Quant aux futurs enseignants au secondaire, ils ont eux aussi un rôle important à jouer : on attend d’eux qu’ils maitrisent la langue afin d’être des modèles linguistiques, peu importe la matière enseignée. Les futurs enseignants de français, pour leur part, doivent de plus comprendre le fonctionnement de la langue, connaitre la didactique du français, langue première, et aussi détenir une solide culture littéraire. La connaissance du français, rappelons-le, est fondamentale pour l’étude de toutes les matières, pas seulement dans la classe de français.

L’ENTRÉE DANS LA PROFESSION ET LA FORMATION CONTINUE

Le Conseil supérieur de la langue française est d’avis que la classe de français doit être confiée à un enseignant ayant la qualification requise pour enseigner cette matière.

La formation continue est essentielle pour le maintien et le développement des compétences professionnelles. Les enseignants ne peuvent se soustraire à cette obligation. Il faut reconnaitre que l’école québécoise fait face à de nombreux défis liés notamment à l’évolution de la société et à l’hétérogénéité croissante des groupes d’élèves. Le corps enseignant doit de surcroit s’adapter aux changements périodiquement apportés aux programmes et demeurer au fait des nouvelles avenues de la recherche sur la langue, l’apprentissage et l’enseignement. Pour relever ces défis, nul doute que les enseignants ont besoin d’une formation continue de qualité, régulière et organisée, formation qui doit être assumée par le ministère de l’Éducation, puis relayée par les conseillers pédagogiques.

LES PROGRAMMES D’ENSEIGNEMENT DU PRIMAIRE ET DU SECONDAIRE

En 1987, le Conseil de la langue française notait ce qui suit par rapport aux compétences linguistiques des élèves : « le savoir-écouter semble relativement bien acquis, le savoir-lire et le savoir-parler ne sont pas suffisamment maîtrisés, alors que le savoir-écrire laisse le plus à désirer ». Les programmes actuels tiennent compte de ces observations : la langue est clairement au cœur des apprentissages. Les programmes ont donc considérablement changé, et les savoirs à acquérir ainsi que les compétences à développer se sont remarquablement précisés.

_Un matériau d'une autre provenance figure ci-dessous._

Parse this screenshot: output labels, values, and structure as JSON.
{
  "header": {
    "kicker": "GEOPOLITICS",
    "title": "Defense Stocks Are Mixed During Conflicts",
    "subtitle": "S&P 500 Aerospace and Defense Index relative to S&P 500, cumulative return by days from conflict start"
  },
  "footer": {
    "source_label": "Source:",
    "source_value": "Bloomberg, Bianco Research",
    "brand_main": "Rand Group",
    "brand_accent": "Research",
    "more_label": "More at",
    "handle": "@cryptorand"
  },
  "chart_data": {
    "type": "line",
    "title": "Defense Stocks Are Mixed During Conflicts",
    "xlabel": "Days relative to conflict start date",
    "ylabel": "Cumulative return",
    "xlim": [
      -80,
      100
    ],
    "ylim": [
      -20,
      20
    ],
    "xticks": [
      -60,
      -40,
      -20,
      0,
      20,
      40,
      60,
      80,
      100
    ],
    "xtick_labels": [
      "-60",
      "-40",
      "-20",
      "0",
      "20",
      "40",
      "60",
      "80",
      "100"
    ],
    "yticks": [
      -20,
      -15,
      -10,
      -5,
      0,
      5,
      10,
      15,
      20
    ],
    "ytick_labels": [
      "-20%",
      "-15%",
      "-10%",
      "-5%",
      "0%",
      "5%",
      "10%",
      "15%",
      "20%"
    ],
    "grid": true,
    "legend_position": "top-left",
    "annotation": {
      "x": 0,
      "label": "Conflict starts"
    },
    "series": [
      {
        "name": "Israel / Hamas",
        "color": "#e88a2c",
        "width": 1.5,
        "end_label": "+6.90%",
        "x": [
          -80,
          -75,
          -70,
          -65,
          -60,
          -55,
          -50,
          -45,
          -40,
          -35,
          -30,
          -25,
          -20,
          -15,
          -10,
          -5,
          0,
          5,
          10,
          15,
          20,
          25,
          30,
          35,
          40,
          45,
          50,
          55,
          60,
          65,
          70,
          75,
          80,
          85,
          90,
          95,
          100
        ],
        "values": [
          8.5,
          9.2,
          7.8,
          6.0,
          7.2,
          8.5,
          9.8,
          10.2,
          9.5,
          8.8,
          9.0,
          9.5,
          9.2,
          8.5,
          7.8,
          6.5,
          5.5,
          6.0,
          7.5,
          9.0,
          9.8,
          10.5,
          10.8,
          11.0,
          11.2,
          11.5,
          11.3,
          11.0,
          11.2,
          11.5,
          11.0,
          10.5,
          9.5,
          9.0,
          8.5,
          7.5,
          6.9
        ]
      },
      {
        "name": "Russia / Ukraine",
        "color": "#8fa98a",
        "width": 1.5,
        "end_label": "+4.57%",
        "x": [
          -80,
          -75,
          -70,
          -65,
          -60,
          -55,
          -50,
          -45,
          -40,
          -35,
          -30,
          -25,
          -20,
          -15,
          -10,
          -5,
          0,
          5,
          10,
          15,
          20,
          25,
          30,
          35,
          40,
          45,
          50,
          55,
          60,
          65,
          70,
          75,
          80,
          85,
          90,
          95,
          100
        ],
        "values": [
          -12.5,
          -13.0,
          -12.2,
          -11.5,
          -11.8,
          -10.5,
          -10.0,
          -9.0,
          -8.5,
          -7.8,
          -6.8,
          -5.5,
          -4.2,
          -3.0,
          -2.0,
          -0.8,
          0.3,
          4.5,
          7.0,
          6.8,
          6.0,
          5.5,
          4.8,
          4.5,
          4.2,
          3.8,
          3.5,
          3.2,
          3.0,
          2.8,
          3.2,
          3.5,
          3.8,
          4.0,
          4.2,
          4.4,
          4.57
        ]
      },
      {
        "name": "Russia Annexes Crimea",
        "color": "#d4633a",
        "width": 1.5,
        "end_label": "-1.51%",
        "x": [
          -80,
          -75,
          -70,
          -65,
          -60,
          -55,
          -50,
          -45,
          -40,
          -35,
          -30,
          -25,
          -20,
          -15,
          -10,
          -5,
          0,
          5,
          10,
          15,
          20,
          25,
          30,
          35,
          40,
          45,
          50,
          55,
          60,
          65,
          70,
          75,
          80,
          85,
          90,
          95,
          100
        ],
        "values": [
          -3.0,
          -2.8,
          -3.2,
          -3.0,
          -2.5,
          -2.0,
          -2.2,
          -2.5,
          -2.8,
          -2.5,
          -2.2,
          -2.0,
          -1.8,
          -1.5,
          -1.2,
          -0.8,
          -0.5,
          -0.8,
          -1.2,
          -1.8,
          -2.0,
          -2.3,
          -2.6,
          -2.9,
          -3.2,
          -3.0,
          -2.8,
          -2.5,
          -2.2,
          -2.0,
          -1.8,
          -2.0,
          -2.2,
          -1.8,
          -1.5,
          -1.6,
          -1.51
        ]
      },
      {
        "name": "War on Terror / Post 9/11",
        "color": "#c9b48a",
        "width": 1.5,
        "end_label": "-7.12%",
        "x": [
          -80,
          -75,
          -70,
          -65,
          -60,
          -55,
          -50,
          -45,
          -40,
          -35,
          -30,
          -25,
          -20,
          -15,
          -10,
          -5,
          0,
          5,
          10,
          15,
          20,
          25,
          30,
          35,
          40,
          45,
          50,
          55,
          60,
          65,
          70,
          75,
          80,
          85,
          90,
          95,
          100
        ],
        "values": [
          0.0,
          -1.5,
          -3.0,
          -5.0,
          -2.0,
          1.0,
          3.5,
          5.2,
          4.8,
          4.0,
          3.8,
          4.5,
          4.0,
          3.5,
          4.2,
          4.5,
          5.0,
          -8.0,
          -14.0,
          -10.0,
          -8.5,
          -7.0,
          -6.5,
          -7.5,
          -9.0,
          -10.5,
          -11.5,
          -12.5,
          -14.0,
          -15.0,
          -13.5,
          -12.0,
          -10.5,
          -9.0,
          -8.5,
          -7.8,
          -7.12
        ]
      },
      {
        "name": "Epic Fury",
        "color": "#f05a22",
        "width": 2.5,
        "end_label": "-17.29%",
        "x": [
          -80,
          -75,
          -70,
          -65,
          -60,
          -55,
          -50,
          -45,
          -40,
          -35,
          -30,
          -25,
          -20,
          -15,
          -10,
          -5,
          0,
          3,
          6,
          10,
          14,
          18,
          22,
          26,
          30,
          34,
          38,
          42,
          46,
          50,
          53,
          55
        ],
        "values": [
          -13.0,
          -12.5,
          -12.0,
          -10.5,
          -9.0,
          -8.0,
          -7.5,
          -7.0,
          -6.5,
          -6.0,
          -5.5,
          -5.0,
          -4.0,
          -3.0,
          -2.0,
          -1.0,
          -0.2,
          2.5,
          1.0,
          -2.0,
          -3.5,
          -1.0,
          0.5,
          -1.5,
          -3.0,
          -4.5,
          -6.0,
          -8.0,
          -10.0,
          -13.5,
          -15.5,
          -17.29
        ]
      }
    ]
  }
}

Comment expliquer, alors, que malgré tous les efforts déployés et malgré le renouvèlement du corps enseignant, on en arrive au constat que les jeunes d’aujourd’hui, lorsqu’ils écrivent en français, ne font ni mieux ni pire?3

Reconnaissons que la formation initiale des maitres s’est améliorée : elle est passée de trois à quatre années d’études universitaires et les programmes de formation se sont précisés. Pourtant, la classe semble être demeurée la même, hormis quelques initiatives pédagogiques, dont les tableaux blancs interactifs installés, les manuels scolaires remplacés et les activités parfois renouvelées. Des contraintes de tous ordres ont modifié le paysage scolaire, sans compter que les élèves ont considérablement changé depuis trente ans. Trop souvent, les exigences en français sont perçues comme une punition, alors qu’elles devraient plutôt être l’objet de valorisation. C’est du moins ce que signale l’étude de Karsenti4 publiée plus tôt cette semaine. Au bout du compte, l’écart entre ce que prescrivent les programmes et la réalité dans les écoles semble rester important.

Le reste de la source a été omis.